Last week in Trinidad, Barack Obama was lectured on this kind of history and given renowned author Eduardo Galeano's book, Open Veins of Latin America, which covers much of the sad tale and has been continuously in print in English and Spanish for nearly 40 years. I'd be surprised if he doesn't already have his own copy.

Nor is torture just a matter for dramatic foreign events such as wars or 9/11. Domestic police forces torture frequently. I knew a Toronto cop in the 1970s judged to have used the claw, a pincer device, on suspects' testicles. The taser is descended from a long line of electric torture appliances such as the magneto, although it was marketed as a standard police weapon. That's how Robert Dziekanski wound up dead at the Vancouver airport. Many common torture techniques also evolved from police practices, which aim less at gaining information than eliciting confessions, in order to win convictions.

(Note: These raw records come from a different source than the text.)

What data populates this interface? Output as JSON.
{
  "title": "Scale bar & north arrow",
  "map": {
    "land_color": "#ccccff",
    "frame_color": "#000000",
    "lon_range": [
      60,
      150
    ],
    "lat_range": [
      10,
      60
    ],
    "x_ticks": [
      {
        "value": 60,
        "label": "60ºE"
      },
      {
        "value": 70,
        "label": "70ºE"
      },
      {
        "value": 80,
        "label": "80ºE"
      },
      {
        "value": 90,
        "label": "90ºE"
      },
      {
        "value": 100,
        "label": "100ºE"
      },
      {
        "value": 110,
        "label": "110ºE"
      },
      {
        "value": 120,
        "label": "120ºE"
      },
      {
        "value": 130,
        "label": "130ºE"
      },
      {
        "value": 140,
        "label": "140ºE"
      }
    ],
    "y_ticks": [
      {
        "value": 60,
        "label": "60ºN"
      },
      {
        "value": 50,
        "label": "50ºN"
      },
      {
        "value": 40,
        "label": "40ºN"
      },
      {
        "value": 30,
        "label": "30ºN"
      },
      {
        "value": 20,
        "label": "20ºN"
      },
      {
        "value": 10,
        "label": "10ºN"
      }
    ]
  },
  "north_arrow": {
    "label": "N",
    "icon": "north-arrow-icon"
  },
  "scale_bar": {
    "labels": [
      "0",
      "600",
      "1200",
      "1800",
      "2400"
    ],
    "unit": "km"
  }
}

This brings us back to the U.S. debate. The most interesting revelation in newly released documents there shows that the "enhanced interrogation" methods of late 2001 were due to official "frustration" in "establishing a link between al-Qaeda and Iraq," in order to rationalize a war against Iraq that the Bush administration had already decided on. They needed proof of a terrorist tie, not fresh information!

And they got it, through torture. Colin Powell used it at the United Nations, although it was later debunked and repudiated. The claim that torture "worked," because they got information that saved lives, the way Jack Bauer does, is mostly smoke to cover their real motive: justifying the war.

I don't doubt an occasional truth gets blurted out if you waterboard someone 183 times in a month, as the CIA did -- along with much else. But that doesn't mean you can tell true from false from delirious, or that you wouldn't have got there more efficiently and reliably in other ways. The point is, they weren't looking for actionable info; they were looking for lies about Iraq. You don't get those through normal police work, but you may, by torture.

This makes torture a component of foreign policy, rather than a unique and momentary aberration. In fact, foreign policy itself has lots in common with torture: not just war but coercion, bribes, threats, pressure, sanctions. In foreign policy, as in torture, legalities are murky or non-existent. Power rules. If war is an extension of politics, torture is an extension of war.

The whole torture debate irritates me to the extent that it implies you can isolate the issue and redress it alone, the way a newspaper can correct one fact in a story and somehow imply that everything else in the paper was true. There is nothing unique or one-off about torture, war or institutionalized violence. We live in an interconnected reality.

So I'm not very keen on prosecuting those who urged on the torturers. I'd rather focus on historical and institutional issues; on continuities of U.S. (and NATO) foreign policy back through the Clinton years and before; and even on cultural contributors to torture such as the celebration of violence. It was striking this past week to watch former Watergate felon Gordon Liddy scoff at allegations of torture and then see Don Cherry scorn concerns over "the rough stuff" in hockey. Wardrobe aside, it could have been the same guy.